Vietnam’s agricultural exports to the European market increased rapidly from over $4.5 billion in 2020 to $5.2 billion in 2021. The figure in the first half of this year, meanwhile, has hit nearly $3 billion. The EU is one of the four major export markets for Vietnam's agricultural, forestry, and fishery products and some of Vietnam’s key agricultural items are exported to the EU, such as coffee, pepper, seafood, cashew nuts, and wood and wooden products.
The market’s room is large, but, in reality, the export turnover of Vietnam’s agro-products makes up a tiny part of all agro-products entering the EU.

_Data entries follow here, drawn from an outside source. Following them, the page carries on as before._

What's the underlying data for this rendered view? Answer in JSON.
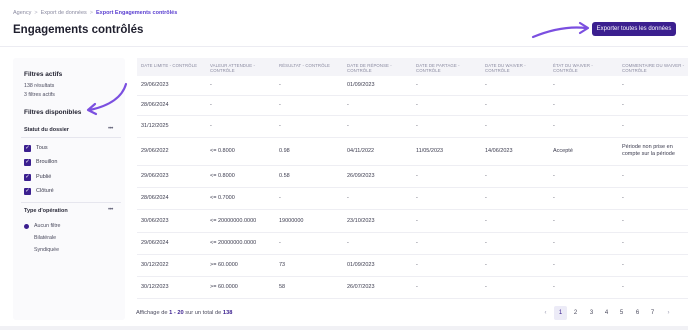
{
  "breadcrumb": [
    "Agency",
    "Export de données",
    "Export Engagements contrôlés"
  ],
  "page_title": "Engagements contrôlés",
  "export_button": "Exporter toutes les données",
  "colors": {
    "primary": "#3b1f8f",
    "arrow": "#7b4fe0"
  },
  "sidebar": {
    "active_title": "Filtres actifs",
    "results": "138 résultats",
    "filters_count": "3 filtres actifs",
    "available_title": "Filtres disponibles",
    "status_section": {
      "title": "Statut du dossier",
      "more": "•••",
      "options": [
        "Tous",
        "Brouillon",
        "Publié",
        "Clôturé"
      ]
    },
    "type_section": {
      "title": "Type d'opération",
      "more": "•••",
      "options": [
        "Aucun filtre",
        "Bilatérale",
        "Syndiquée"
      ],
      "selected": 0
    }
  },
  "table": {
    "columns": [
      "DATE LIMITE - CONTRÔLE",
      "VALEUR ATTENDUE - CONTRÔLE",
      "RÉSULTAT - CONTRÔLE",
      "DATE DE RÉPONSE - CONTRÔLE",
      "DATE DE PARTAGE - CONTRÔLE",
      "DATE DU WAIVER - CONTRÔLE",
      "ÉTAT DU WAIVER - CONTRÔLE",
      "COMMENTAIRE DU WAIVER - CONTRÔLE"
    ],
    "rows": [
      [
        "29/06/2023",
        "-",
        "-",
        "01/09/2023",
        "-",
        "-",
        "-",
        "-"
      ],
      [
        "28/06/2024",
        "-",
        "-",
        "-",
        "-",
        "-",
        "-",
        "-"
      ],
      [
        "31/12/2025",
        "-",
        "-",
        "-",
        "-",
        "-",
        "-",
        "-"
      ],
      [
        "29/06/2022",
        "<= 0.8000",
        "0.98",
        "04/11/2022",
        "11/05/2023",
        "14/06/2023",
        "Accepté",
        "Période non prise en compte sur la période"
      ],
      [
        "29/06/2023",
        "<= 0.8000",
        "0.58",
        "26/09/2023",
        "-",
        "-",
        "-",
        "-"
      ],
      [
        "28/06/2024",
        "<= 0.7000",
        "-",
        "-",
        "-",
        "-",
        "-",
        "-"
      ],
      [
        "30/06/2023",
        "<= 20000000.0000",
        "19000000",
        "23/10/2023",
        "-",
        "-",
        "-",
        "-"
      ],
      [
        "29/06/2024",
        "<= 20000000.0000",
        "-",
        "-",
        "-",
        "-",
        "-",
        "-"
      ],
      [
        "30/12/2022",
        ">= 60.0000",
        "73",
        "01/09/2023",
        "-",
        "-",
        "-",
        "-"
      ],
      [
        "30/12/2023",
        ">= 60.0000",
        "58",
        "26/07/2023",
        "-",
        "-",
        "-",
        "-"
      ]
    ]
  },
  "footer": {
    "prefix": "Affichage de",
    "range": "1 - 20",
    "middle": "sur un total de",
    "total": "138",
    "pages": [
      "1",
      "2",
      "3",
      "4",
      "5",
      "6",
      "7"
    ],
    "prev": "‹",
    "next": "›"
  }
}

Speaking at an online forum on diversifying processed and preserved fruit and vegetable products in association with the requirements of the consumer market, organised by the Ministry of Agriculture and Rural Development in early July, Tran Van Cong, Vietnam’s agricultural counsellor in Europe said, “The EU is an important and high-potential market for Vietnam’s agro-products. Especially in the context that prices of goods in this market are climbing due to lack of supply sources, exporters from Vietnam should take this opportunity to increase the market share.”
The room for fruit and vegetables is the biggest. Each year, the EU spends an average of $120 billion importing these products, equaling 40 per cent of the import-export value of these products around the globe. Meanwhile, only $190 million of this figure comes from Vietnam, according to Cong.
Explaining this situation, Nguyen Duc Hiep, deputy director of Intimex My Phuoc SJC – the third-largest Vietnamese coffee exporter – told VIR, “One of the biggest barriers for Vietnam’s agro-products to the EU is the failure to meet the quality standard requirements. The EU issues strict requirements and regulations on technical barriers, pesticide residues, and banned substances. Meanwhile, the domestic agricultural market is highly fragmented and is cultivated by households, thus the application of farming management and control on the usage of pesticides can be fraught with challenges.”
Due to these disadvantages, agro-product companies face difficulties in gathering materials for processing and exporting products, Hiep added. "Pepper and coffee are two examples – the demand for these two products is large, but the materials cannot overcome the appraisal round about the pesticide residues,” Hiep said.
According to Hiep, the EU is currently the company’s key export market with a capacity of 50,000-60,000 tonnes of coffee per year, equalling half of Intimex My Phuoc’s export capacity.
Domestic agro-product exporters also admired that instability and failure in products’ quality is also another barrier for agro-products to set a solid position in the market with approximately 800 million people.
In the first five months of this year, the export turnover of rice to the EU has made up just 0.5 per cent of the total export value of the whole country overseas.
Nevertheless, the EVFTA is set to paint a bright future for Vietnamese rice. As part of the agreement, the EU offers Vietnam a quota of 80,000 tonnes of rice a year, subject to zero tariff rates, comprising 30,000 tonnes of husked rice, 20,000 tonnes of unhusked rice, and 30,000 tonnes of the fragrant variety, according to the Ministry of Industry and Trade.
The EU will also fully liberalise the trade of broken rice, helping Vietnam export an estimated 100,000 tonnes there annually.
Under the EVFTA, 21.3 per cent of Vietnam’s tariff lines for agricultural products are to be abolished. Over 500 of 556 tariff lines of vegetables and fruits, 85.6 per cent of the tariffs on processed fruit and veg, and 93 per cent on coffee and pepper will be duty-free.
The EU will eliminate tariffs on rice products within 3-7 years. As per the research findings of the Ministry of Planning and Investment, the export growth of some of Vietnam’s agricultural products is projected to increase significantly by 2025 as a result of the tariff liberalisation under the EVFTA, such as rice (an additional increase of 65 per cent in 2025), sugar (8 per cent), pork (4 per cent), and beverages and tobacco (5 per cent).